Non volendo chiudere una porta troppo difficile da riaprire, con tenacia sono scesa fin là, in quell'Africa che tutti vediamo, ma che poi facilmente dimentichiamo! Non avevo la pretesa di lavorare in ospedali, di insegnare nelle scuole o compiere altri servizi. Lo scopo era quello di mettermi in relazione, come giovane studentessa in cammino di discernimento, con ogni persona che avrei incontrato e fare il pieno delle testimonianze di chi, ogni giorno, dedica la propria vita al prossimo.
Condividere e sperare
Ho avuto il dono di ascoltare e vedere il servizio di diversi missionari e missionarie che vivono da tanti anni in queste nazioni.

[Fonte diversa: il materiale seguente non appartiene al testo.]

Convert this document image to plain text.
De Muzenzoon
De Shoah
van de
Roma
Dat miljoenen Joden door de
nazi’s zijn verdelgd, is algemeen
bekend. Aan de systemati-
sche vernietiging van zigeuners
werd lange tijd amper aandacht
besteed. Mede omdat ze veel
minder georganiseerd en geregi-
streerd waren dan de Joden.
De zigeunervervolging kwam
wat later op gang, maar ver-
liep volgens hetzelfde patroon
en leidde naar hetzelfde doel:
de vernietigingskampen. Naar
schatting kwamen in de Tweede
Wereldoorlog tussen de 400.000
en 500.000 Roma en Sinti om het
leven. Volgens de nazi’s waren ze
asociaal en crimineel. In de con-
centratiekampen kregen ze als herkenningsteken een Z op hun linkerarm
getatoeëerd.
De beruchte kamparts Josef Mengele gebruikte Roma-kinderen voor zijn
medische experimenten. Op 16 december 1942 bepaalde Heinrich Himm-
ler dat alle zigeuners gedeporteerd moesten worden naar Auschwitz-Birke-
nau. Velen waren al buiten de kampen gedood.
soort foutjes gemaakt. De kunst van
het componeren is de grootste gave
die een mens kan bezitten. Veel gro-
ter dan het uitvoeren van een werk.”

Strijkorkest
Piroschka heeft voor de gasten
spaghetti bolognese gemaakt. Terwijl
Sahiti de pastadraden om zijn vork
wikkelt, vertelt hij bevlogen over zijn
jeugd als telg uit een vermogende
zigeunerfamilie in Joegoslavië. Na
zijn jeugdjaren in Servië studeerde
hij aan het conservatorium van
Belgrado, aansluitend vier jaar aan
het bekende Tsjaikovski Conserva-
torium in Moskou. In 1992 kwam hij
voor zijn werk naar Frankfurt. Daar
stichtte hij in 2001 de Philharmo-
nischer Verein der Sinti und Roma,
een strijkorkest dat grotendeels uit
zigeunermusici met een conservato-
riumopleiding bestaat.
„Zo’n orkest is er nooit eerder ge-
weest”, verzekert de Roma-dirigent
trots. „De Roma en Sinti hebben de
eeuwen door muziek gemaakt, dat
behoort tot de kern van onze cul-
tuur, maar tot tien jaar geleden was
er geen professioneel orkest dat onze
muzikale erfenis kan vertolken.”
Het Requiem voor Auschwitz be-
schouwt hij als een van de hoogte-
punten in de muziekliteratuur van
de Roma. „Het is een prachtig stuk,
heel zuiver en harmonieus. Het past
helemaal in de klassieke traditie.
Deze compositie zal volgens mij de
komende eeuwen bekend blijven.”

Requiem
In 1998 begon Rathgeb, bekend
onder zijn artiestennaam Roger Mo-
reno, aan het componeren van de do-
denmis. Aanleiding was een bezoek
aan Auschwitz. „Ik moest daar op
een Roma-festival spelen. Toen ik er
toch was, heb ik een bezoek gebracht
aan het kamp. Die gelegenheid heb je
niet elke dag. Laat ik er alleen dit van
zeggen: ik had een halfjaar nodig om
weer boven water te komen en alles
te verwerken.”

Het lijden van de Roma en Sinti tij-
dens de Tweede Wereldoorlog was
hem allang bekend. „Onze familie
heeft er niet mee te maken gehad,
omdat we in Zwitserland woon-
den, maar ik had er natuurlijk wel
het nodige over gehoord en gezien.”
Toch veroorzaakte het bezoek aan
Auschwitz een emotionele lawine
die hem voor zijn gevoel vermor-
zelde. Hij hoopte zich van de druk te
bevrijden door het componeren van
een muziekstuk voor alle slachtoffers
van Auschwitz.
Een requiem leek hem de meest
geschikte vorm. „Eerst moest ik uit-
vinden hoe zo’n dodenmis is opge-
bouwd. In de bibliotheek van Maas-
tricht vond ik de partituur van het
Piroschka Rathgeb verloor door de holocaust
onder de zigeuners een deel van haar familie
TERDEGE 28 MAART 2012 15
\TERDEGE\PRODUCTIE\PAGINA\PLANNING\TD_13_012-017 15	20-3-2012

Dall'Italia non riuscivo a cogliere quanto fosse grande il loro lavoro e il loro contatto quotidiano con la gente e con la sofferenza. Non riuscivo a capire quanto i missionari fossero realmente portatori di speranza e quanto siano parte integrante di un popolo per il quale due verbi sono fondamentali: condividere e sperare.
Avevo bisogno di scendere personalmente là, in Africa, per fare mio tutto ciò che mi era stato raccontato, ma che non mi apparteneva, e ora mi appartiene. Ho fatto miei i sorrisi delle persone incontrate, i loro sguardi consapevoli e profondi che dicono molto più delle parole e che esprimono una profonda gratitudine per aver scelto di conoscerli, per aver pensato che non c'è solo l'Italia. Con loro ho condiviso solo qualche settimana, sufficienti per rendermi conto delle necessità che hanno, unita all'infinita voglia di vivere dignitosamente.
Goccia dopo goccia...
Tornata a casa, ho ripreso la mia vita normale e gli studi all'università. Nulla sembra diverso, ma interiormente molto è cambiato. Sicuramente è aumentato il mio desiderio di una vita speciale, da vivere pienamente e sfruttando al massimo le risorse che ho, rendendone sempre grazie a Dio e condividendole con chiunque mi è accanto qua e... un po' più in là.
Sono consapevole che ogni luogo è più vicino di quanto crediamo; e che nell'unica vita che abbiamo, possiamo aggiungere più di una goccia nell'oceano.
Sono sicura che, goccia dopo goccia, "qualcuno" vivrà meglio e quel qualcuno è sempre molto importante.